Yesterday, I needed to hear a repeat. I don’t know what number lesson it is, but it’s the one I need almost every day and especially on this day. A couple cases were just stretching my heart to breaking. I found myself thinking up ways I could make things easier for the kids and for the parents and for the transitions. But, it’s just all so messy.
Broken relationships, broken trust, broken love, broken houses. Brokenness can never stay as is without someone suffering payment.
When things break, someone has to pay.
I don’t have to tell you about the brokenness. You see it, too. Your best friend, co-worker, dad, brother, cousin, neighbor, step-sister… you are familiar with brokenness and you know its high cost.
I had about an hour after a meeting yesterday and before my nightly rounds began. After work ended, I would have another very difficult personal conversation about brokenness. In the middle of work and personal messes, I needed to remember that messes are well beyond my power to fix them.
I am not the fixer.
The very best way I can respond when messes make their way to my door or crawl out of my own heart is to seek the Lord.

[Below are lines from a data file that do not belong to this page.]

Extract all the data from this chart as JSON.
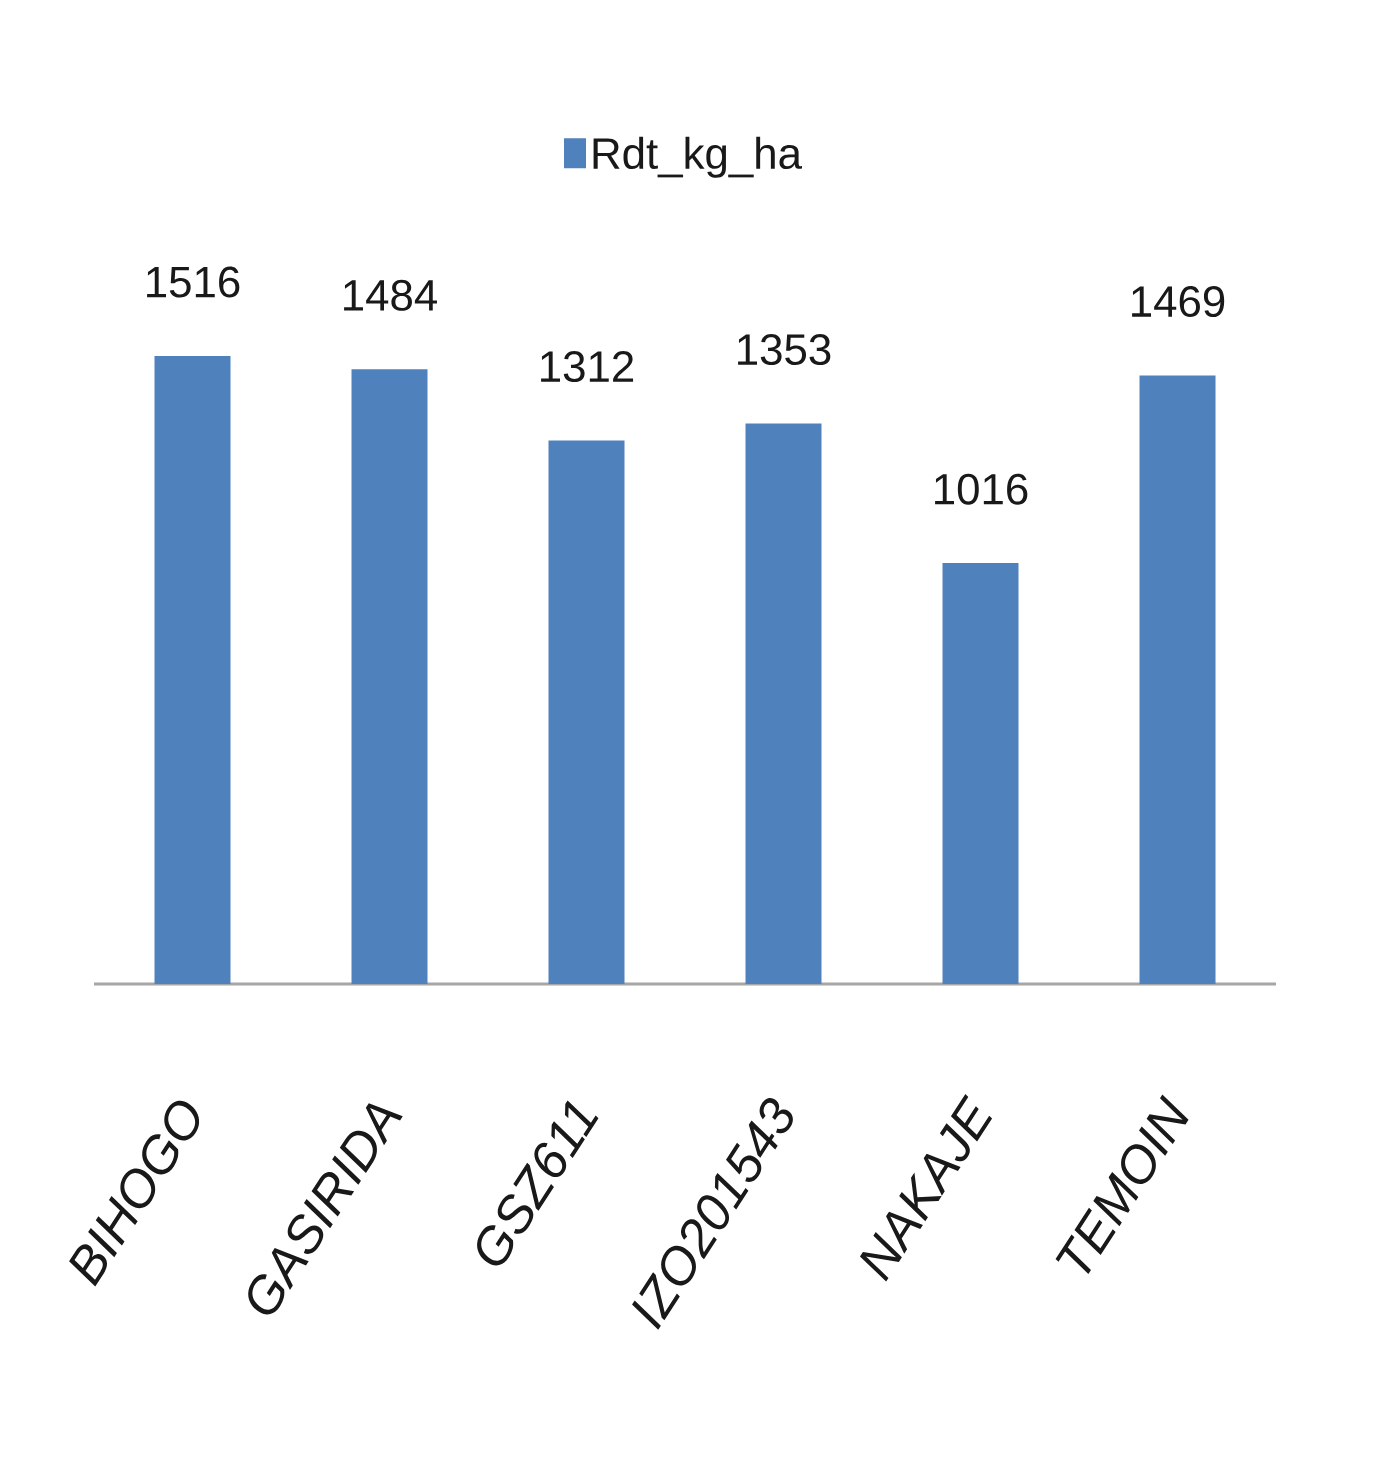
{
  "chart_data": {
    "type": "bar",
    "categories": [
      "BIHOGO",
      "GASIRIDA",
      "GSZ611",
      "IZO201543",
      "NAKAJE",
      "TEMOIN"
    ],
    "series": [
      {
        "name": "Rdt_kg_ha",
        "color": "#4f81bd",
        "values": [
          1516,
          1484,
          1312,
          1353,
          1016,
          1469
        ]
      }
    ],
    "data_labels": true,
    "legend": "top"
  }
}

So, I sat with my computer in my lap and read this little devotional from Solid Joys on Ephesians 2:8, “For by grace you have been saved through faith.” I needed to hear the lesson on faith because it rightly positions my heart to seek sufficiency where it can be found. It doesn’t matter how many times I’ve heard it before, my heart needed to hear it again.
Because I am not the fixer. I don’t have the tools or the expertise. I don’t have the right words or the right timing. I don’t have the power to mend brokenness or pay for its destruction. I don’t have access to that kind of bounty.

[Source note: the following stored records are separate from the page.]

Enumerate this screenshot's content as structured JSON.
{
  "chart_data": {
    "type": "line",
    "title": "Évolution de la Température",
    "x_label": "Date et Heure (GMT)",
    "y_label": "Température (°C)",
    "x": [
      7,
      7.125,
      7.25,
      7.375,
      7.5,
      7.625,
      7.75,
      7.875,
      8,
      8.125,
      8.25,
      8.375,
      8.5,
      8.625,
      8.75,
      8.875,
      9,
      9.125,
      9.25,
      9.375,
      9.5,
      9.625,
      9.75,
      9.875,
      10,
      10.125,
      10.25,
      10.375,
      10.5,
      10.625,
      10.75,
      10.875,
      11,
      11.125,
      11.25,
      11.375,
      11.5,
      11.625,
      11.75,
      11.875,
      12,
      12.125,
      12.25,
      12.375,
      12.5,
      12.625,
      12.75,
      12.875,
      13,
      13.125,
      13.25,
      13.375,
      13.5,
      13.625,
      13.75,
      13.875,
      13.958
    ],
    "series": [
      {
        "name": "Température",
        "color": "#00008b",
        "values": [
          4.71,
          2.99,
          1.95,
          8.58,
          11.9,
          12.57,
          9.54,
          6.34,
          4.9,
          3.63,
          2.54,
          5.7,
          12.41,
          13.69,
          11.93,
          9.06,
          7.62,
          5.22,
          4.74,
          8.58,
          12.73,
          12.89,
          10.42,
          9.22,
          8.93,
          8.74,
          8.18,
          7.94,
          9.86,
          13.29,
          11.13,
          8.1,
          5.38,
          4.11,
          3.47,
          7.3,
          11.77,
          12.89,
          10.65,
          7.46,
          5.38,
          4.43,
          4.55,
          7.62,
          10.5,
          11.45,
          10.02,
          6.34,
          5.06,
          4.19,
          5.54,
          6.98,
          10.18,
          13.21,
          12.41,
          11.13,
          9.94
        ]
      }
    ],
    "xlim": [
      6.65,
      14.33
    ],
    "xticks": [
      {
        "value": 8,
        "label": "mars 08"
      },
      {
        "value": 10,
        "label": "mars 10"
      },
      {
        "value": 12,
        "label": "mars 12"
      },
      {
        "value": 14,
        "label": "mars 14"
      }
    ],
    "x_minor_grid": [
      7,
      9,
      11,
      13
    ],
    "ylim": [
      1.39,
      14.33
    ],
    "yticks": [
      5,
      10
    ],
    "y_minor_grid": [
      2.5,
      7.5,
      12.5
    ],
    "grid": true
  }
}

Faith is the act of our soul that turns away from our own insufficiency to the free and all-sufficient resources of God. Faith focuses on the freedom of God to dispense grace to the unworthy. It banks on the bounty of God. (John Piper, Future Grace p. 182-183)
Oh, but I love my Jesus!
In faith, I can believe that He is the same grace-giver today that He was yesterday, the same sufficient provider and the same bondage breaker. His resources never end. All the cost of brokenness that ever was does not exceed the payment of the cross. But He does not just make payment for all the ways we’ve been in wrong relationship with God and man, He restores us and renews us and revives us once again. The broken are mended and made new in Christ.

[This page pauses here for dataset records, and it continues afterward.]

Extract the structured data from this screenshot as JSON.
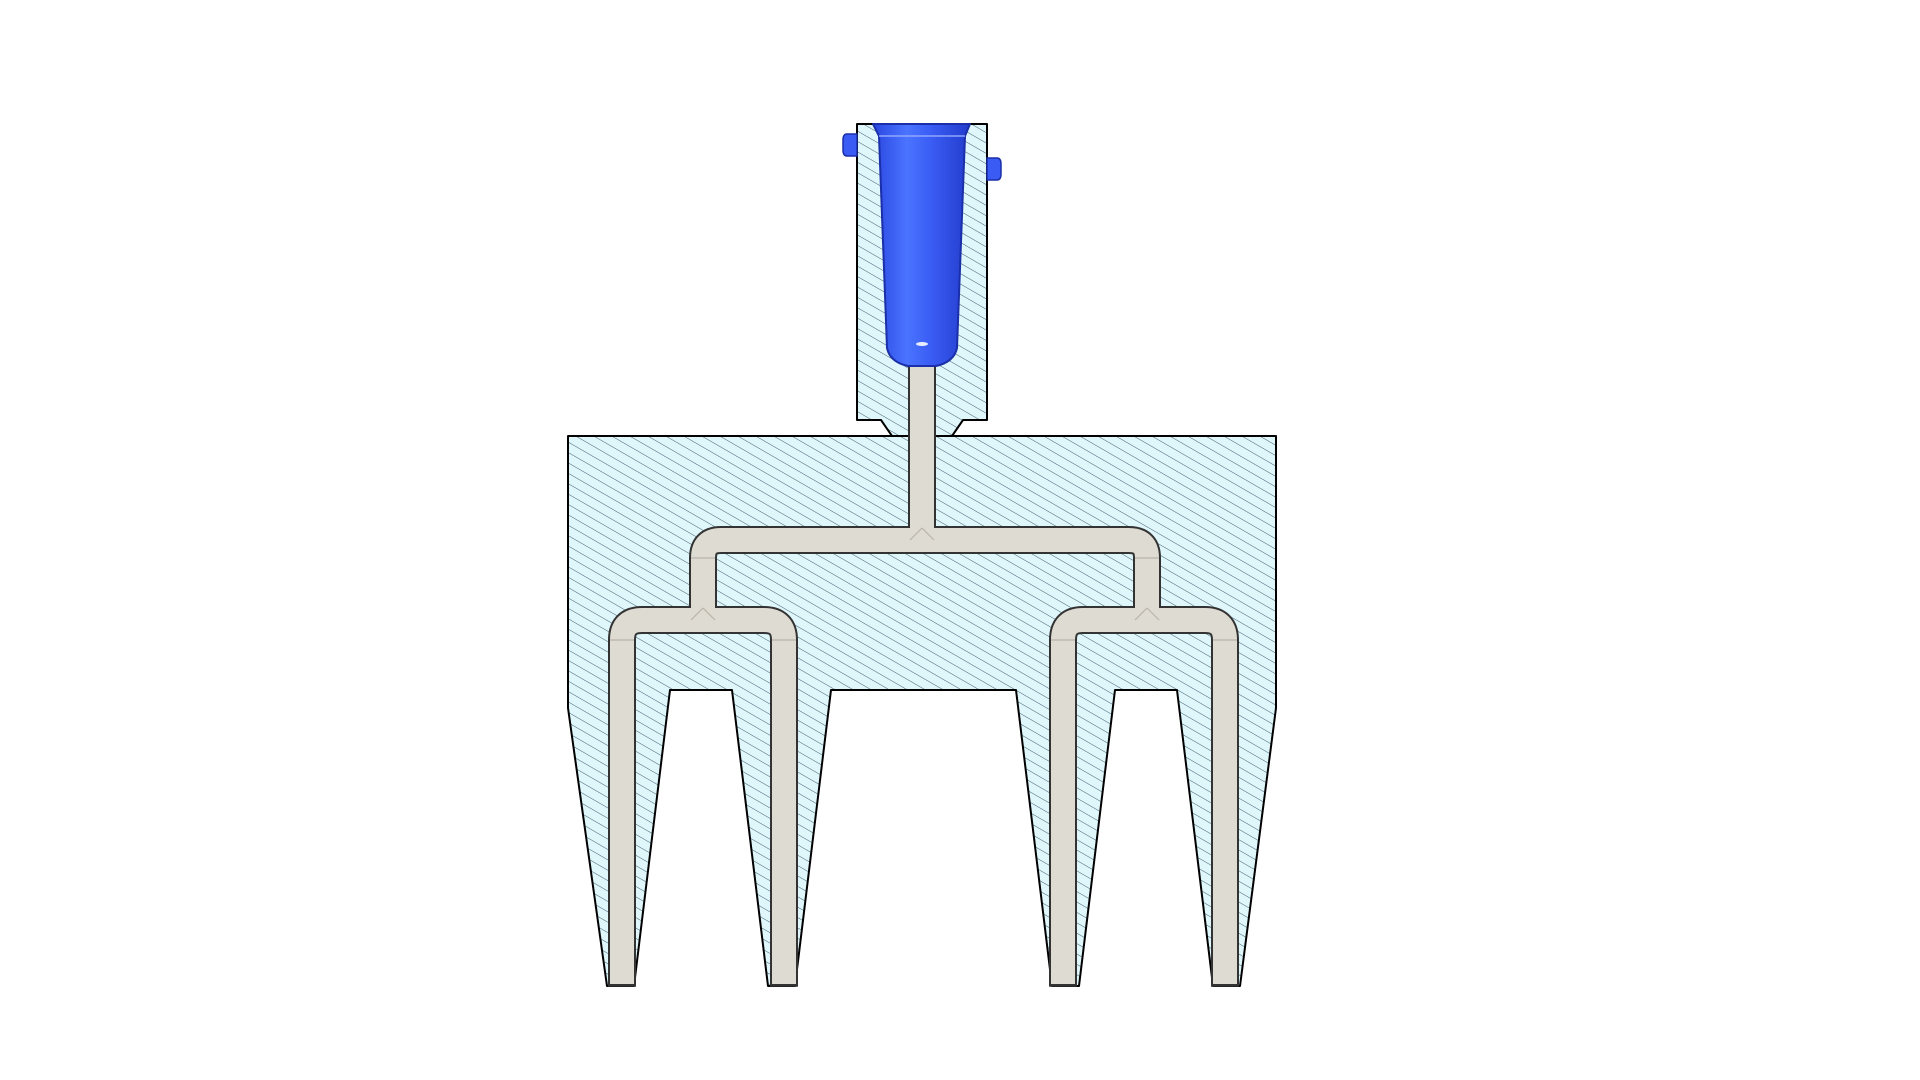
{
  "diagram": {
    "view": "section-view",
    "parts": {
      "manifold": {
        "name": "manifold-body",
        "fill": "#dff6fb",
        "hatch": "#2f4f5f",
        "outline": "#000000"
      },
      "channels": {
        "name": "flow-channels",
        "fill": "#dedbd2",
        "edge": "#b8b4aa",
        "outline": "#333333"
      },
      "fitting": {
        "name": "luer-fitting",
        "fill": "#3256f0",
        "highlight": "#5b82ff",
        "shadow": "#1f36c4"
      }
    }
  }
}
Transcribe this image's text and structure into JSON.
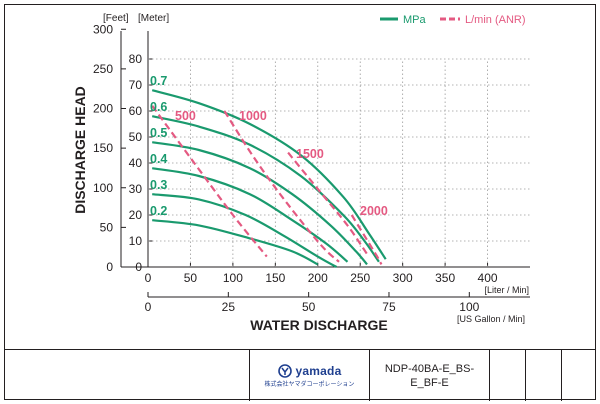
{
  "chart_data": {
    "type": "line",
    "legend": [
      {
        "label": "MPa",
        "style": "solid",
        "color": "#1a9a6e"
      },
      {
        "label": "L/min (ANR)",
        "style": "dashed",
        "color": "#e45a82"
      }
    ],
    "units": {
      "head_left": "[Feet]",
      "head_right": "[Meter]",
      "x_top": "[Liter / Min]",
      "x_bottom": "[US Gallon / Min]"
    },
    "ylabel": "DISCHARGE HEAD",
    "xlabel": "WATER DISCHARGE",
    "y_feet_ticks": [
      "0",
      "50",
      "100",
      "150",
      "200",
      "250",
      "300"
    ],
    "y_meter_ticks": [
      "0",
      "10",
      "20",
      "30",
      "40",
      "50",
      "60",
      "70",
      "80"
    ],
    "x_liter_ticks": [
      "0",
      "50",
      "100",
      "150",
      "200",
      "250",
      "300",
      "350",
      "400"
    ],
    "x_gallon_ticks": [
      "0",
      "25",
      "50",
      "75",
      "100"
    ],
    "ylim_meter": [
      0,
      90
    ],
    "xlim_liter": [
      0,
      450
    ],
    "pressure_curves": [
      {
        "name": "0.7",
        "points": [
          [
            5,
            68
          ],
          [
            60,
            63
          ],
          [
            120,
            55
          ],
          [
            180,
            43
          ],
          [
            230,
            27
          ],
          [
            260,
            13
          ],
          [
            280,
            3
          ]
        ]
      },
      {
        "name": "0.6",
        "points": [
          [
            5,
            58
          ],
          [
            60,
            54
          ],
          [
            120,
            47
          ],
          [
            180,
            35
          ],
          [
            230,
            20
          ],
          [
            255,
            10
          ],
          [
            272,
            2
          ]
        ]
      },
      {
        "name": "0.5",
        "points": [
          [
            5,
            48
          ],
          [
            60,
            45
          ],
          [
            120,
            38
          ],
          [
            170,
            28
          ],
          [
            215,
            16
          ],
          [
            245,
            6
          ],
          [
            258,
            1
          ]
        ]
      },
      {
        "name": "0.4",
        "points": [
          [
            5,
            38
          ],
          [
            60,
            35
          ],
          [
            120,
            28
          ],
          [
            170,
            18
          ],
          [
            210,
            9
          ],
          [
            235,
            2
          ]
        ]
      },
      {
        "name": "0.3",
        "points": [
          [
            5,
            28
          ],
          [
            60,
            26
          ],
          [
            115,
            20
          ],
          [
            160,
            12
          ],
          [
            200,
            4
          ],
          [
            222,
            0
          ]
        ]
      },
      {
        "name": "0.2",
        "points": [
          [
            5,
            18
          ],
          [
            60,
            16
          ],
          [
            120,
            11
          ],
          [
            170,
            6
          ],
          [
            200,
            1
          ]
        ]
      }
    ],
    "air_curves": [
      {
        "name": "500",
        "points": [
          [
            5,
            62
          ],
          [
            50,
            42
          ],
          [
            100,
            20
          ],
          [
            140,
            4
          ]
        ]
      },
      {
        "name": "1000",
        "points": [
          [
            90,
            60
          ],
          [
            125,
            42
          ],
          [
            165,
            24
          ],
          [
            205,
            8
          ],
          [
            225,
            2
          ]
        ]
      },
      {
        "name": "1500",
        "points": [
          [
            165,
            44
          ],
          [
            200,
            30
          ],
          [
            235,
            16
          ],
          [
            260,
            4
          ]
        ]
      },
      {
        "name": "2000",
        "points": [
          [
            240,
            20
          ],
          [
            255,
            12
          ],
          [
            270,
            4
          ],
          [
            275,
            1
          ]
        ]
      }
    ]
  },
  "title_block": {
    "logo_text": "yamada",
    "logo_sub": "株式会社ヤマダコーポレーション",
    "model": "NDP-40BA-E_BS-E_BF-E"
  }
}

By His grace, we believe He is capable of this kind of miraculous mending. As often as I hear the lesson, I cling to the grace that allows my belief. Yesterday, I needed to hear a repeat.
And do you know what He did?
As I made a mess of nightly rounds, a colleague asked me, “You seem different, peaceful. You kinda strike me as the tree-hugger type…”
I didn’t really know what to do with that, but it felt like he was making a compliment. He backtracked and danced around political correctness (ah, government workers), but I kind of giggled, “Well, I’m not exactly a tree-hugger, but I do feel at peace.”
And then I explained it was because of my faith that I could have any peace at all. I thought that might be the end of it. Nobody wants to hear about “religion” these days, so we’re told. But, he did and he started asking questions. We were both a captive audience in that car and I knew the clock said I was late to my next two appointments, but I felt a very perfect calmness.
He’d been brought up Baptist, but then he got “curious” and frustrated with a God who required punitive damages – the exchange of hellbound consequences for actions didn’t seem consistent with forgiveness and mercy.
I’m almost positive he did not take a direct route to our destination and the part of me that was antsy about the time was won over by the part of me that was excited about his questions. We talked about sin requiring payment (from somebody) and the mercy God showed in giving the payment on our behalf. In our line of work, we are familiar with brokenness and payment required… but the miracle of salvation is that a third party steps in to pay AND to mend. And God is the only one with the power and authority to do so.
I prayed for him and his family all the way to my next appointment – that they would soon be numbered as sons and daughters of the King. And I breathed deep the grace that gave me faith to believe it is possible – for him and for me. This is a lesson I need on repeat.